La question du fondement de l'action avait déjà été évoquée en première instance pour justifier la compétence du tribunal d'instance. À l'époque où les recours indemnitaires ont été introduits, le tribunal de grande instance était en effet compétent pour connaître des actions en réparation des dommages corporels (COJ, art. L. 211-4-1) et des actions personnelles dont la valeur excède 10 000 € (COJ, art. L. 221-4). Le tribunal d'instance de Lyon s'était toutefois reconnu compétent dans la mesure où les demandes indemnitaires principales avaient été requalifiées – les demandes initiales portaient sur la réparation d'un préjudice d'impréparation et d'un préjudice d'angoisse – et visaient à obtenir la réparation d'un préjudice moral résultant d'un manquement à l'obligation d'information incombant aux laboratoires, sur le fondement des articles 1240 et 1241 du code civil.
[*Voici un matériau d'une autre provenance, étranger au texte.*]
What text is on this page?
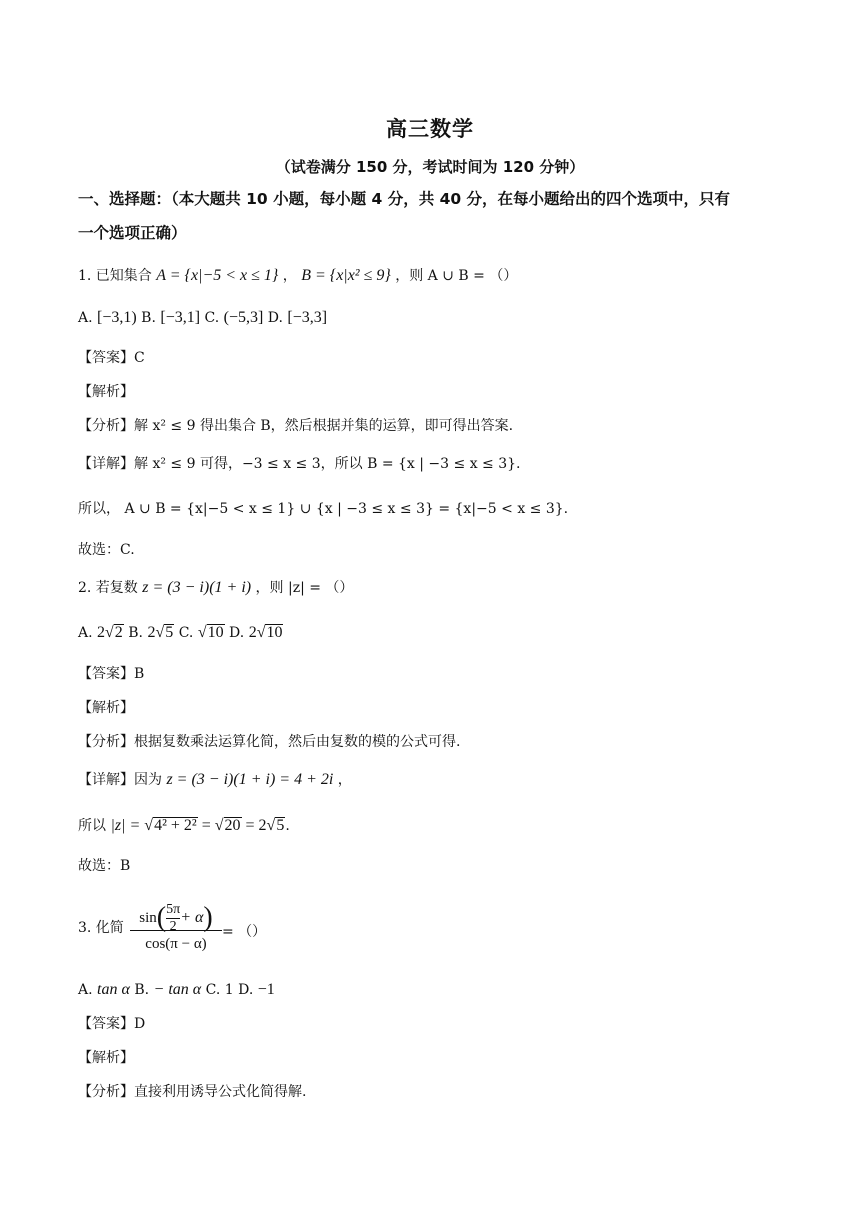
高三数学
（试卷满分 150 分，考试时间为 120 分钟）
一、选择题：（本大题共 10 小题，每小题 4 分，共 40 分，在每小题给出的四个选项中，只有
一个选项正确）
1. 已知集合 A = {x|−5 < x ≤ 1} ， B = {x|x² ≤ 9} ，则 A ∪ B = （）
A. [−3,1) B. [−3,1] C. (−5,3] D. [−3,3]
【答案】C
【解析】
【分析】解 x² ≤ 9 得出集合 B，然后根据并集的运算，即可得出答案.
【详解】解 x² ≤ 9 可得，−3 ≤ x ≤ 3，所以 B = {x | −3 ≤ x ≤ 3}.
所以， A ∪ B = {x|−5 < x ≤ 1} ∪ {x | −3 ≤ x ≤ 3} = {x|−5 < x ≤ 3}.
故选：C.
2. 若复数 z = (3 − i)(1 + i) ，则 |z| = （）
A. 2√2 B. 2√5 C. √10 D. 2√10
【答案】B
【解析】
【分析】根据复数乘法运算化简，然后由复数的模的公式可得.
【详解】因为 z = (3 − i)(1 + i) = 4 + 2i ，
所以 |z| = √4² + 2² = √20 = 2√5.
故选：B
3. 化简
$\sin(\frac{5\pi}{2} + \alpha)$
cos(π − α)
= （）
A. tan α B. − tan α C. 1 D. −1
【答案】D
【解析】
【分析】直接利用诱导公式化简得解.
Considérant que l'action principale des victimes tendait à obtenir la réparation de préjudices moraux détachables de toute atteinte à la personne, et dans la limite de son seuil de compétence, le tribunal d'instance s'est ainsi reconnu compétent pour connaître du litige. Il a en revanche accueilli l'exception d'incompétence soulevée par les laboratoires à l'encontre de l'action subsidiaire fondée sur le régime de responsabilité du fait des produits défectueux.

Observant que les auteurs du pourvoi n'avaient pas contesté en appel la dissociation de compétence opérée par je juge de première instance et qu'ils avaient argué que les requérants doivent apporter la preuve d'une faute délictuelle, à savoir la violation caractérisée d'une obligation légale ou réglementaire ayant entraîné un préjudice direct en lien causal avec la faute alléguée, la Cour de cassation a estimé que les laboratoires se contredisaient et déclaré le moyen irrecevable.

La reconnaissance d'un défaut d'information sur le conditionnement et la notice du médicament

Le deuxième moyen avait trait à l'interprétation des dispositions régissant la formalisation de l'information présente sur le conditionnement et la notice des médicaments, ainsi qu'au point de savoir si les laboratoires ont commis une faute dans l'élaboration de ces supports.

Historiquement, l'obligation d'information due par le fabricant ou l'exploitant d'un médicament au regard des dangers que comporte l'utilisation de son produit a été imposée par la jurisprudence dans le cadre de la responsabilité contractuelle, cette obligation étant conçue comme le corollaire d'une obligation de sécurité (Civ. 1re, 5 janv. 1999, n° 97-10.547, D. 2000. 285 , obs. G. Pignarre ).

Avec le développement du régime de la responsabilité du fait des produits défectueux issu de la directive 85/374/CEE du 25 juillet 1985, telle qu'interprétée par la Cour de justice (CJCE 25 avr. 2002, aff. C-183/00, D. 2002. 2462 , note C. Larroumet ; ibid. 2458, chron. J. Calais-Auloy ; ibid. 2937, obs. J.-P. Pizzio ; ibid. 2003. 463, obs. D. Mazeaud ; RTD civ. 2002. 523, obs. P. Jourdain ; RTD com. 2002. 585, obs. M. Luby ), il est cependant devenu impossible de maintenir un régime de responsabilité ayant le même objet et le même fondement (à savoir une responsabilité sans faute). Reste que les victimes ont conservé la faculté d'introduire des actions indemnitaires sur d'autres fondements, et notamment sur celui de la faute, au sens de l'article 1240 du code civil. L'affaire du Levothyrox illustre le fait que ce fondement n'est pas totalement tombé en désuétude en matière de médicaments.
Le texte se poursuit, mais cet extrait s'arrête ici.